# Deloro Stellite



## trlvn (Jan 27, 2022)

Over the past few years, I've purchased lathe tool bits in several different auction lots.  A few of them were marked "Deloro Stellite".  

Stellite is one of the "Cast Alloy" products that was all set to supersede high speed steel around the WWI era.  Basically, you can run cast alloy lathe tool bits at roughly twice the speed of HSS which was, of course, hugely appealing to industry when HSS was the limiting factor in production.  But then (and I'm not exactly clear on the timing), carbide tooling came along and cast alloy became a footnote in history.    HSS is magnetic but cast alloys are not so that can be a clue as to which is what.
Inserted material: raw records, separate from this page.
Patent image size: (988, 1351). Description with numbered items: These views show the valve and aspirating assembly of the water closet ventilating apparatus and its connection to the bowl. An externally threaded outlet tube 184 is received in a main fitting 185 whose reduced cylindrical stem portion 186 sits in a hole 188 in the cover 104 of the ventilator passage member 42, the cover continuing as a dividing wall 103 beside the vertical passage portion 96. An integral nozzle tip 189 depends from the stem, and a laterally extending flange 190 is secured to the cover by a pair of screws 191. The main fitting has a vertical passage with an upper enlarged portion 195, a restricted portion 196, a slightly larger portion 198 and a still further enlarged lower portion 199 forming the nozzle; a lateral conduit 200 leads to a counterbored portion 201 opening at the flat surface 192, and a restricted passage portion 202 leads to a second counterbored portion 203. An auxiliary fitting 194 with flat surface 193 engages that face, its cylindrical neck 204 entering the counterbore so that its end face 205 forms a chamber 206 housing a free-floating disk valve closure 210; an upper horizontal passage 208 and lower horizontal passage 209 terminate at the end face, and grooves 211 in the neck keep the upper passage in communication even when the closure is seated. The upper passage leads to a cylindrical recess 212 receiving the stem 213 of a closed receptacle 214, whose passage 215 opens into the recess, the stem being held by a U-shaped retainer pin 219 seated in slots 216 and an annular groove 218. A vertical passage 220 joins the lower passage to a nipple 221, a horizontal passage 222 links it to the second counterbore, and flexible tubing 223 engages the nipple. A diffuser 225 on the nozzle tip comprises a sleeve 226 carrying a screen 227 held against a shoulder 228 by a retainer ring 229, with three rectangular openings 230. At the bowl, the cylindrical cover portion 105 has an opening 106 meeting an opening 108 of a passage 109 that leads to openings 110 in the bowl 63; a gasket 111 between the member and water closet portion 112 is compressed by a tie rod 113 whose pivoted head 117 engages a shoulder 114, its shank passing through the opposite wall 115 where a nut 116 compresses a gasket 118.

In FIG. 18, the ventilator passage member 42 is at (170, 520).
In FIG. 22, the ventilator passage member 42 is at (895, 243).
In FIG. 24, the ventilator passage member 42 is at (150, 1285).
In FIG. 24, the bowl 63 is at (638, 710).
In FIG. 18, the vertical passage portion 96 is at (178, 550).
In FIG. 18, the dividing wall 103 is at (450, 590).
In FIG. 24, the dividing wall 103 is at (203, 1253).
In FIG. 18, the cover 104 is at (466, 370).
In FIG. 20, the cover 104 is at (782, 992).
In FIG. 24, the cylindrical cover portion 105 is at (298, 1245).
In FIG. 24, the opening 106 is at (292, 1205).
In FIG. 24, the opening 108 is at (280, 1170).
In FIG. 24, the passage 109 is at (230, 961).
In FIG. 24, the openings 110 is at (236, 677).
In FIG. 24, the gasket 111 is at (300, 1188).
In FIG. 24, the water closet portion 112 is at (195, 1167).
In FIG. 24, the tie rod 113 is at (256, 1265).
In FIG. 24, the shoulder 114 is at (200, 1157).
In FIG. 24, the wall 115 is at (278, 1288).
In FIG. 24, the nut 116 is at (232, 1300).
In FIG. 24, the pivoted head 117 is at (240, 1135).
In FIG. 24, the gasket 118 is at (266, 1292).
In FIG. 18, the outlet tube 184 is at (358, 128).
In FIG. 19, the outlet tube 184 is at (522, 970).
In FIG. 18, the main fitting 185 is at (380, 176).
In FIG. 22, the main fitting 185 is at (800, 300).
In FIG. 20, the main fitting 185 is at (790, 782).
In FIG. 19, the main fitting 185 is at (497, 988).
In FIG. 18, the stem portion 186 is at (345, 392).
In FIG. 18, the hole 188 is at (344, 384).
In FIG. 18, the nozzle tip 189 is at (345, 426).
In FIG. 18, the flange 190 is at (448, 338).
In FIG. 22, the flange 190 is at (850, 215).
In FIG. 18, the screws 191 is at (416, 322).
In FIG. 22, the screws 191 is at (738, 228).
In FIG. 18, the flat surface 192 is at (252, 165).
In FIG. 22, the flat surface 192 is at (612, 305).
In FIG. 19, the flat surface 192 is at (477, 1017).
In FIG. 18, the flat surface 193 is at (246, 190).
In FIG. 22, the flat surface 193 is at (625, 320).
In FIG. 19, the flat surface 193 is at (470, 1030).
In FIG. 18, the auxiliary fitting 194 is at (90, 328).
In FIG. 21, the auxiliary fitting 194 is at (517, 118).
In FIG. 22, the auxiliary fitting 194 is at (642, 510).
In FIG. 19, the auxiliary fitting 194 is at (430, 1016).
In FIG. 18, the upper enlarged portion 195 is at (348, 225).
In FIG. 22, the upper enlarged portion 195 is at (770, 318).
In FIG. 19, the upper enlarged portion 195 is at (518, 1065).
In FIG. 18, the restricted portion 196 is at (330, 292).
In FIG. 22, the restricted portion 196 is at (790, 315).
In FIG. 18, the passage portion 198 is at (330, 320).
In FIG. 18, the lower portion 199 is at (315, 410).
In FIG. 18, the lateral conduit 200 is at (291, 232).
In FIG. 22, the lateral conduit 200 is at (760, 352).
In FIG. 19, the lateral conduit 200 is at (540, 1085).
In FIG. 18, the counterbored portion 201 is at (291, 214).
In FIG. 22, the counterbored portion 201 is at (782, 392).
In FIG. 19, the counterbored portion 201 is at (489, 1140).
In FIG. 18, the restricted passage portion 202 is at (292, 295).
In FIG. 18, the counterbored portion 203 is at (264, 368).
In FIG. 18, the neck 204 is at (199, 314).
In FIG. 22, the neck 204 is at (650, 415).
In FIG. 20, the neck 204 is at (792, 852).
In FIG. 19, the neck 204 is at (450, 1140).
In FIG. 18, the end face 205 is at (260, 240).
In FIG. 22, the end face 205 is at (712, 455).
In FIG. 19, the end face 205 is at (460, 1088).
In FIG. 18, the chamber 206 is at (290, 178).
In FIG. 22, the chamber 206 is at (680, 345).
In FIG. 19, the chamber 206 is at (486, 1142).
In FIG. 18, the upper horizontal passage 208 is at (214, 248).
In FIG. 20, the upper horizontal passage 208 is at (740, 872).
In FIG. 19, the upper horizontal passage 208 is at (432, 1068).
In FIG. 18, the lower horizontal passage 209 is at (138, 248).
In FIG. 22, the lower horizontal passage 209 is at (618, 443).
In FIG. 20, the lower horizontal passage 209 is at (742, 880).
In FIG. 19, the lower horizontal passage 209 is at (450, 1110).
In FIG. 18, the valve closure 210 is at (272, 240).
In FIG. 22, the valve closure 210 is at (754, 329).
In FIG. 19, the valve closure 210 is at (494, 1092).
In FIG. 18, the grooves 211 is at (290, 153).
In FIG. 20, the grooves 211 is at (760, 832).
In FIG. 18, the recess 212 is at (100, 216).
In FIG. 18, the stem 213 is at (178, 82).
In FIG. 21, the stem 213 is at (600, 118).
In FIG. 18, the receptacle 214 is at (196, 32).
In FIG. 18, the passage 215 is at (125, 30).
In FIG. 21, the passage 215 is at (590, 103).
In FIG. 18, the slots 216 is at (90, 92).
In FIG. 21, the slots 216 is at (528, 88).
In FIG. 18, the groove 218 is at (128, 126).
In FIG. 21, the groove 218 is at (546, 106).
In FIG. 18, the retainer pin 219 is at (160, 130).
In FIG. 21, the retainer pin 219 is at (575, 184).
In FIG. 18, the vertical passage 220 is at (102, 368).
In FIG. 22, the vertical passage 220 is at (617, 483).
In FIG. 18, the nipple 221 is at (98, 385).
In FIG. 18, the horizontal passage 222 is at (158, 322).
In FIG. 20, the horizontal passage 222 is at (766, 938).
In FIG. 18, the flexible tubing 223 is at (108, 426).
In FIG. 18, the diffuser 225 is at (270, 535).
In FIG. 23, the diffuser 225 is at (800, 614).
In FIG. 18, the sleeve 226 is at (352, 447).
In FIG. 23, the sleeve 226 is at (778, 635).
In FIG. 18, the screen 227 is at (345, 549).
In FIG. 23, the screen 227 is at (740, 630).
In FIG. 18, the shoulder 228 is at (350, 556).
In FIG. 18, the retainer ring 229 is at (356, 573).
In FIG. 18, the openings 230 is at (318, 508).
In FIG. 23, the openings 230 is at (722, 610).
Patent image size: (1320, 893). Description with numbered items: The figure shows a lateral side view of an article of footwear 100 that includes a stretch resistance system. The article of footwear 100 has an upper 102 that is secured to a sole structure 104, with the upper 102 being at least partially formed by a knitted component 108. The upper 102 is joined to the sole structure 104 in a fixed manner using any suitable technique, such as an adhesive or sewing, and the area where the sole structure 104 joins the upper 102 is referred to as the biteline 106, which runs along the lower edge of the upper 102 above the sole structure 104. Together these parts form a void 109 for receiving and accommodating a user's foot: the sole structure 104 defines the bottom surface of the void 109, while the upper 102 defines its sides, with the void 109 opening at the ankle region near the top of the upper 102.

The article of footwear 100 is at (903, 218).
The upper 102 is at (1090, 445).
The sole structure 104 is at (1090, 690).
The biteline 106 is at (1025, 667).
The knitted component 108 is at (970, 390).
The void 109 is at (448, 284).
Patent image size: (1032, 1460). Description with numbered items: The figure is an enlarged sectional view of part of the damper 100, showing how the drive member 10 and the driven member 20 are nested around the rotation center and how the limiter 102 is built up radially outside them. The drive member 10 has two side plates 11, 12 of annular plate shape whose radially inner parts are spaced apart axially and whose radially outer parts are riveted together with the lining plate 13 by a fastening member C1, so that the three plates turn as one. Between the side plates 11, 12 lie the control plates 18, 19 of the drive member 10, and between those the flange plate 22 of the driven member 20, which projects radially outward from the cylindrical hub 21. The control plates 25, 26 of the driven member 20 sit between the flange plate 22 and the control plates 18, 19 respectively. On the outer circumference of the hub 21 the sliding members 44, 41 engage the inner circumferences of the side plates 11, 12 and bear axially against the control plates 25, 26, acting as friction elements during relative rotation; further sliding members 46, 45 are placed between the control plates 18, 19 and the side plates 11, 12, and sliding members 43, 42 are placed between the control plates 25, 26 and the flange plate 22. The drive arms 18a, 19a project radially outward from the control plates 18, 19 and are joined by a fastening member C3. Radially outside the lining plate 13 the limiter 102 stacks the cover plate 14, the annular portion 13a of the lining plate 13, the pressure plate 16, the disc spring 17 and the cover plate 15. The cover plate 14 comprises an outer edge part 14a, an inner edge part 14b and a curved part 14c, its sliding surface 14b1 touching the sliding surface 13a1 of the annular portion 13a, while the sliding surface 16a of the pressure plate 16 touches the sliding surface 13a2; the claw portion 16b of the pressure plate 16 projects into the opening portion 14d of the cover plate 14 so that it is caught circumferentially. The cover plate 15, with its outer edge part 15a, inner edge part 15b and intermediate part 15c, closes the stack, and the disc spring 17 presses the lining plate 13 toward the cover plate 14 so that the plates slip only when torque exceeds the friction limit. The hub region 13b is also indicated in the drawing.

You can read an nice introduction to cast alloy tooling at the following:





__





						Cast Alloy Lathe Tools
					

overview of new and vintage cast alloy lathe tools



					www.conradhoffman.com
				




But back to Deloro.  In an auction lot I picked up this week, there was another piece of Deloro Stellite and this one was prominently marked "Made in Canada"!  Turns out that Deloro is the name of a mining town in Ontario that was established in 1868.  By about 1912, "Deloro Smelting and Refining Company" had been formed to produce this exotic new metal using cobalt from the mining operation.  More about the company history can be found at the following links:





__





						Deloro  Company Photo gallery — MarmoraHistory.ca
					






					www.marmorahistory.ca
				








__





						Follow Deloro from a discovery to a wear solutions expert
					






					www.deloro.com
				




My auction lot included one more surprise--the box that the tool bits were shipped in!






Detail of the box:






My collection of Deloro Stellite:





Anyway, I thought this was a neat bit of Canadian history--even if Deloro failed to dominate the world market for machine tool bits!  AIUI, stellite is still used in certain applications where its resistance to heat and wear is important.

Craig

PS If you want to grind cast alloy tools, check the conradhoffman site for safety warnings about the cobalt content.  Also that you shouldn't quench during grinding as it wrecks the structure of the metal.


----------



## Chicken lights (Jan 27, 2022)

trlvn said:


> Over the past few years, I've purchased lathe tool bits in several different auction lots.  A few of them were marked "Deloro Stellite".
> 
> Stellite is one of the "Cast Alloy" products that was all set to supersede high speed steel around the WWI era.  Basically, you can run cast alloy lathe tool bits at roughly twice the speed of HSS which was, of course, hugely appealing to industry when HSS was the limiting factor in production.  But then (and I'm not exactly clear on the timing), carbide tooling came along and cast alloy became a footnote in history.    HSS is magnetic but cast alloys are not so that can be a clue as to which is what.
> 
> ...


You’re making my memory work hard here but I believe chainsaw bar tips had a stellite outer edge on the more expensive ones. Possibly the replacement tips as you’d expect more wear on those. 
It possibly was the bar rails too, I know they are a laminate build, soft cheap steel for the body but the wear surfaces were different for longevity


----------



## RobinHood (Jan 27, 2022)

That is a good story @trlvn. Good to see you got really good quality tool blanks.

You know that Stellite is not dead yet in Canada? It can still be bought.

Check this out…




__





						Home
					






					www.stellite.com


----------



## trlvn (Jan 27, 2022)

RobinHood said:


> That is a good story @trlvn. Good to see you got really good quality tool blanks.
> 
> You know that Stellite is not dead yet in Canada? It can still be bought.
> 
> ...


Cool!  I had read that Kennametal bought the North American business but I hadn't found that page.

Thanks.

Craig


----------



## RobinHood (Jan 27, 2022)

Any time.


----------



## whydontu (Jan 27, 2022)

fun fact - 99.999% of every valve in the world used on steam service over 15 PSI has Stellite 6 sealing surfaces. Harder than the hobs of Hell, maintains physical properties at +900*F, resists wire draw.  I’d love to compare one to carbide. I’d bet that nicely sharpened Stellite would be a zillion times better than carbide inserts in the mostly low-horsepower gear we hobbyists tend to have.


----------



## deleted_user (Jan 27, 2022)

trlvn said:


> Over the past few years, I've purchased lathe tool bits in several different auction lots.  A few of them were marked "Deloro Stellite".
> 
> Stellite is one of the "Cast Alloy" products that was all set to supersede high speed steel around the WWI era.  Basically, you can run cast alloy lathe tool bits at roughly twice the speed of HSS which was, of course, hugely appealing to industry when HSS was the limiting factor in production.  But then (and I'm not exactly clear on the timing), carbide tooling came along and cast alloy became a footnote in history.    HSS is magnetic but cast alloys are not so that can be a clue as to which is what.
> 
> ...


very cool...museum pieces


----------



## johnnielsen (Jan 29, 2022)

Stellite embedded in a silver brazing rod was used to build up the huge reamers (9" OD by 80" long) for sizing oil well bores in the 1970s.


----------